FedEx Corp., for example, agreed to a $228 million settlement last year with thousands of California drivers after a U.S. Circuit Court ruled they had been misclassified. Uber and Lyft face similar claims.
Georgia is in the midst of the misclassification fray. Construction workers in Atlanta, truck drivers at the port of Savannah, and film industry workers statewide have all claimed that employers cheated them of wages.
Not all cases involve big companies. A Chinese restaurant owner in Jonesboro was ordered by the Labor Department two years ago to pay $2 million in back wages to 84 waiters and kitchen staffers. A Marietta printer paid $32,000 to 69 misclassified workers. And an Atlanta judge awarded 73 strippers at The Onyx in Atlanta a total of $1.6 million in back pay.
Cost to taxpayers
Misclassification costs taxpayers as well as workers. Businesses that wrongfully hire independent contractors typically don’t cover worker’s compensation, payroll taxes or unemployment insurance. The Government Accountability Office reported a decade ago that misclassification cost the federal treasury $2.7 billion alone in unpaid taxes. The tally is certainly much higher today.
“I suspect this is going on on a pretty widespread basis,” said state Sen. Josh McKoon, R-Columbus, who held legislative hearings on misclassification last year.
“We had truck drivers tell us, ‘Look I’m one illnes away from being unemployed and unable to feed my family. I can’t afford to be sick and take time off.’ (And), what’s happening is that these businesses that don’t properly classify their employees are being subsidized by the state of Georgia.”
In the Flowers case, Rudolph Wordlaw of Douglasville sued the company and its Villa Rica warehouse subsidiary last December claiming he regularly worked 50-55 hours a week yet never received OT pay.

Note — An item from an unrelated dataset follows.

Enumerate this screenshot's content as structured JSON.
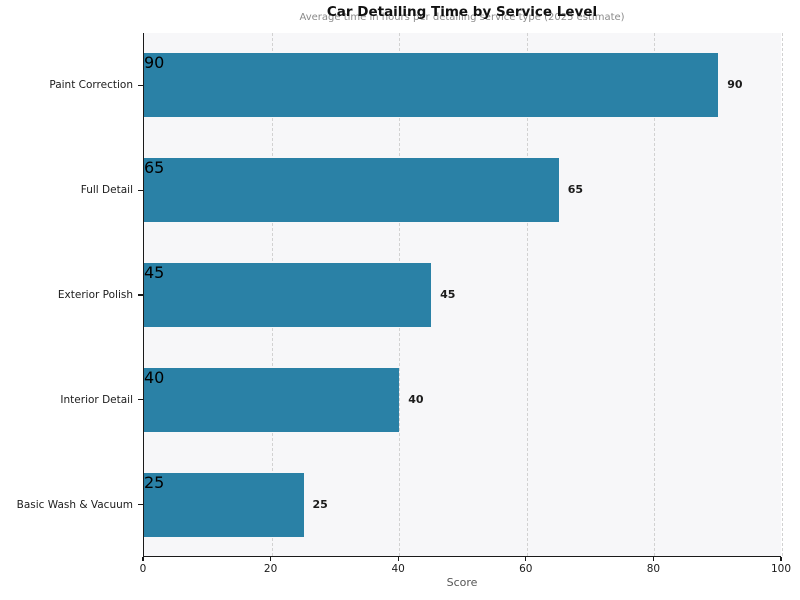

Wordlaw did not return calls seeking comment on the case.
His lawsuit says Flowers — the nation’s second largest packaged bread company with $3.7 billion in sales — controls just about every major aspect of the company-distributor-customer relationship.

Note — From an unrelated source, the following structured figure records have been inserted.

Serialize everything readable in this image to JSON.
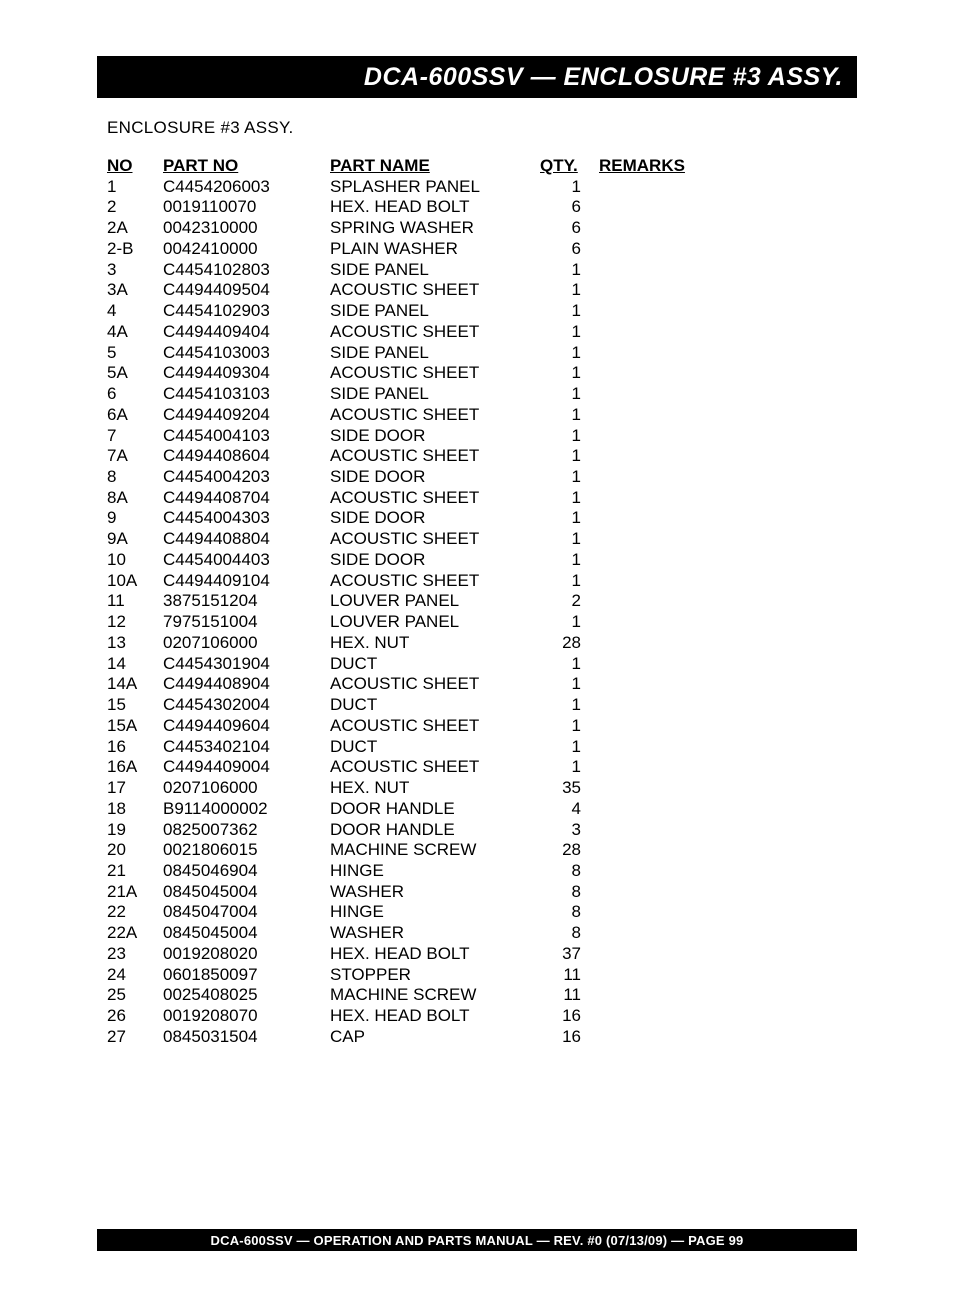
{
  "header": {
    "title": "DCA-600SSV — ENCLOSURE #3 ASSY."
  },
  "section": {
    "title": "ENCLOSURE #3 ASSY."
  },
  "table": {
    "columns": {
      "no": "NO",
      "partno": "PART NO",
      "partname": "PART NAME",
      "qty": "QTY.",
      "remarks": "REMARKS"
    },
    "rows": [
      {
        "no": "1",
        "partno": "C4454206003",
        "partname": "SPLASHER PANEL",
        "qty": "1",
        "remarks": ""
      },
      {
        "no": "2",
        "partno": "0019110070",
        "partname": "HEX. HEAD BOLT",
        "qty": "6",
        "remarks": ""
      },
      {
        "no": "2A",
        "partno": "0042310000",
        "partname": "SPRING WASHER",
        "qty": "6",
        "remarks": ""
      },
      {
        "no": "2-B",
        "partno": "0042410000",
        "partname": "PLAIN WASHER",
        "qty": "6",
        "remarks": ""
      },
      {
        "no": "3",
        "partno": "C4454102803",
        "partname": "SIDE PANEL",
        "qty": "1",
        "remarks": ""
      },
      {
        "no": "3A",
        "partno": "C4494409504",
        "partname": "ACOUSTIC SHEET",
        "qty": "1",
        "remarks": ""
      },
      {
        "no": "4",
        "partno": "C4454102903",
        "partname": "SIDE PANEL",
        "qty": "1",
        "remarks": ""
      },
      {
        "no": "4A",
        "partno": "C4494409404",
        "partname": "ACOUSTIC SHEET",
        "qty": "1",
        "remarks": ""
      },
      {
        "no": "5",
        "partno": "C4454103003",
        "partname": "SIDE PANEL",
        "qty": "1",
        "remarks": ""
      },
      {
        "no": "5A",
        "partno": "C4494409304",
        "partname": "ACOUSTIC SHEET",
        "qty": "1",
        "remarks": ""
      },
      {
        "no": "6",
        "partno": "C4454103103",
        "partname": "SIDE PANEL",
        "qty": "1",
        "remarks": ""
      },
      {
        "no": "6A",
        "partno": "C4494409204",
        "partname": "ACOUSTIC SHEET",
        "qty": "1",
        "remarks": ""
      },
      {
        "no": "7",
        "partno": "C4454004103",
        "partname": "SIDE DOOR",
        "qty": "1",
        "remarks": ""
      },
      {
        "no": "7A",
        "partno": "C4494408604",
        "partname": "ACOUSTIC SHEET",
        "qty": "1",
        "remarks": ""
      },
      {
        "no": "8",
        "partno": "C4454004203",
        "partname": "SIDE DOOR",
        "qty": "1",
        "remarks": ""
      },
      {
        "no": "8A",
        "partno": "C4494408704",
        "partname": "ACOUSTIC SHEET",
        "qty": "1",
        "remarks": ""
      },
      {
        "no": "9",
        "partno": "C4454004303",
        "partname": "SIDE DOOR",
        "qty": "1",
        "remarks": ""
      },
      {
        "no": "9A",
        "partno": "C4494408804",
        "partname": "ACOUSTIC SHEET",
        "qty": "1",
        "remarks": ""
      },
      {
        "no": "10",
        "partno": "C4454004403",
        "partname": "SIDE DOOR",
        "qty": "1",
        "remarks": ""
      },
      {
        "no": "10A",
        "partno": "C4494409104",
        "partname": "ACOUSTIC SHEET",
        "qty": "1",
        "remarks": ""
      },
      {
        "no": "11",
        "partno": "3875151204",
        "partname": "LOUVER PANEL",
        "qty": "2",
        "remarks": ""
      },
      {
        "no": "12",
        "partno": "7975151004",
        "partname": "LOUVER PANEL",
        "qty": "1",
        "remarks": ""
      },
      {
        "no": "13",
        "partno": "0207106000",
        "partname": "HEX. NUT",
        "qty": "28",
        "remarks": ""
      },
      {
        "no": "14",
        "partno": "C4454301904",
        "partname": "DUCT",
        "qty": "1",
        "remarks": ""
      },
      {
        "no": "14A",
        "partno": "C4494408904",
        "partname": "ACOUSTIC SHEET",
        "qty": "1",
        "remarks": ""
      },
      {
        "no": "15",
        "partno": "C4454302004",
        "partname": "DUCT",
        "qty": "1",
        "remarks": ""
      },
      {
        "no": "15A",
        "partno": "C4494409604",
        "partname": "ACOUSTIC SHEET",
        "qty": "1",
        "remarks": ""
      },
      {
        "no": "16",
        "partno": "C4453402104",
        "partname": "DUCT",
        "qty": "1",
        "remarks": ""
      },
      {
        "no": "16A",
        "partno": "C4494409004",
        "partname": "ACOUSTIC SHEET",
        "qty": "1",
        "remarks": ""
      },
      {
        "no": "17",
        "partno": "0207106000",
        "partname": "HEX. NUT",
        "qty": "35",
        "remarks": ""
      },
      {
        "no": "18",
        "partno": "B9114000002",
        "partname": "DOOR HANDLE",
        "qty": "4",
        "remarks": ""
      },
      {
        "no": "19",
        "partno": "0825007362",
        "partname": "DOOR HANDLE",
        "qty": "3",
        "remarks": ""
      },
      {
        "no": "20",
        "partno": "0021806015",
        "partname": "MACHINE SCREW",
        "qty": "28",
        "remarks": ""
      },
      {
        "no": "21",
        "partno": "0845046904",
        "partname": "HINGE",
        "qty": "8",
        "remarks": ""
      },
      {
        "no": "21A",
        "partno": "0845045004",
        "partname": "WASHER",
        "qty": "8",
        "remarks": ""
      },
      {
        "no": "22",
        "partno": "0845047004",
        "partname": "HINGE",
        "qty": "8",
        "remarks": ""
      },
      {
        "no": "22A",
        "partno": "0845045004",
        "partname": "WASHER",
        "qty": "8",
        "remarks": ""
      },
      {
        "no": "23",
        "partno": "0019208020",
        "partname": "HEX. HEAD BOLT",
        "qty": "37",
        "remarks": ""
      },
      {
        "no": "24",
        "partno": "0601850097",
        "partname": "STOPPER",
        "qty": "11",
        "remarks": ""
      },
      {
        "no": "25",
        "partno": "0025408025",
        "partname": "MACHINE SCREW",
        "qty": "11",
        "remarks": ""
      },
      {
        "no": "26",
        "partno": "0019208070",
        "partname": "HEX. HEAD BOLT",
        "qty": "16",
        "remarks": ""
      },
      {
        "no": "27",
        "partno": "0845031504",
        "partname": "CAP",
        "qty": "16",
        "remarks": ""
      }
    ]
  },
  "footer": {
    "text": "DCA-600SSV — OPERATION AND PARTS MANUAL — REV. #0  (07/13/09) — PAGE 99"
  },
  "style": {
    "header_bg": "#000000",
    "header_fg": "#ffffff",
    "page_bg": "#ffffff",
    "body_font": "Arial, Helvetica, sans-serif",
    "header_fontsize": 25,
    "body_fontsize": 17,
    "footer_fontsize": 13
  }
}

An independent contractor, Worldlaw and dozens of other plaintiffs claim, would have much more say over distribution, sale and marketing of Nature’s Own, Sunbeam and Merita breads. Flowers, the lawsuits say, negotiates products, prices, displays and promotional campaigns directly with retailers.
“Distributors are dependent upon, and controlled by, the defendants and are not in business for themselves,” Wordlaw’s lawsuit contends. “The result is that distributors’ job duties and ability to earn income is tied directly to the sale and promotion of products outside of their control.”

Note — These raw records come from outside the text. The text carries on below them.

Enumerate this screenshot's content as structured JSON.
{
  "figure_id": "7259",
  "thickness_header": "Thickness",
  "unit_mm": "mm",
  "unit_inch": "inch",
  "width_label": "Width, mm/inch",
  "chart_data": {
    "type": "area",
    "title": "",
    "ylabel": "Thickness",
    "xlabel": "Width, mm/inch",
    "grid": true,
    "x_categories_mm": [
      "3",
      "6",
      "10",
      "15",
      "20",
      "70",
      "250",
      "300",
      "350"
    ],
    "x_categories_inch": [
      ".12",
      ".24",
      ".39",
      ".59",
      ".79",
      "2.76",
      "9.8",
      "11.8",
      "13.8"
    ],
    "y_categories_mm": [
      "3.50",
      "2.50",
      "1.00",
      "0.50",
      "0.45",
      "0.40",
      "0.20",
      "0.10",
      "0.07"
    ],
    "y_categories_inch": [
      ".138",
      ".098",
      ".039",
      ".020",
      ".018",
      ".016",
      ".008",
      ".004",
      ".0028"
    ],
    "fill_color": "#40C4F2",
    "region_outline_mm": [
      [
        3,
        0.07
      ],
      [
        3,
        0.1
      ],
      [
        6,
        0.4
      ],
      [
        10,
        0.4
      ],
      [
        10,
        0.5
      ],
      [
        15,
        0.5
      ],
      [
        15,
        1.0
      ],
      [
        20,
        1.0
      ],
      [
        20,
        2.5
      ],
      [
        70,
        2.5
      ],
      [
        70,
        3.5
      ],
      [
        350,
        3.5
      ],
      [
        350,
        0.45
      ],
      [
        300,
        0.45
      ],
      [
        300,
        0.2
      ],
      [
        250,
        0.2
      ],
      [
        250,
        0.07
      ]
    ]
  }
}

Flowers, with 1,850 employees in Georgia and another 531 distributors, has relied upon independent drivers to distribute goods since the 1980s. A distributor buys a delivery route, sometimes with help from corporate financing, and is given exclusive rights to deliver breads and snacks within a certain territory.
“The independent distributor model … is a proven, market-driven approach to the operation of our direct-store-delivery segment,” the company said in a statement. “We believe that it results in significant benefits for independent distributors, their customers and Flowers.”
The company said, “We do not believe the Georgia lawsuit or the others being brought against the company have merit, and we intend to vigorously defend our position.”
The degree of control will be key in determining if Wordlaw and other plaintiffs are deemed independent contractors or employees, labor experts predict. A year ago the Labor Department updated its misclassification guidelines saying employers “should be wary of classifying as independent contractors merely because workers control some aspects of their job.”
Catherine Ruckelshaus, an attorney with the left-leaning National Employment Law Project in New York, said the drivers appear to have the upper legal hand in their fight against Flowers.
“When you’re an independent contractor you’re supposed to be running your own business,” she said. “But these drivers are not able to pass along costs if the price of gas goes up. They can’t change what’s being charged to the customers. So it doesn’t feel like a real separate business.”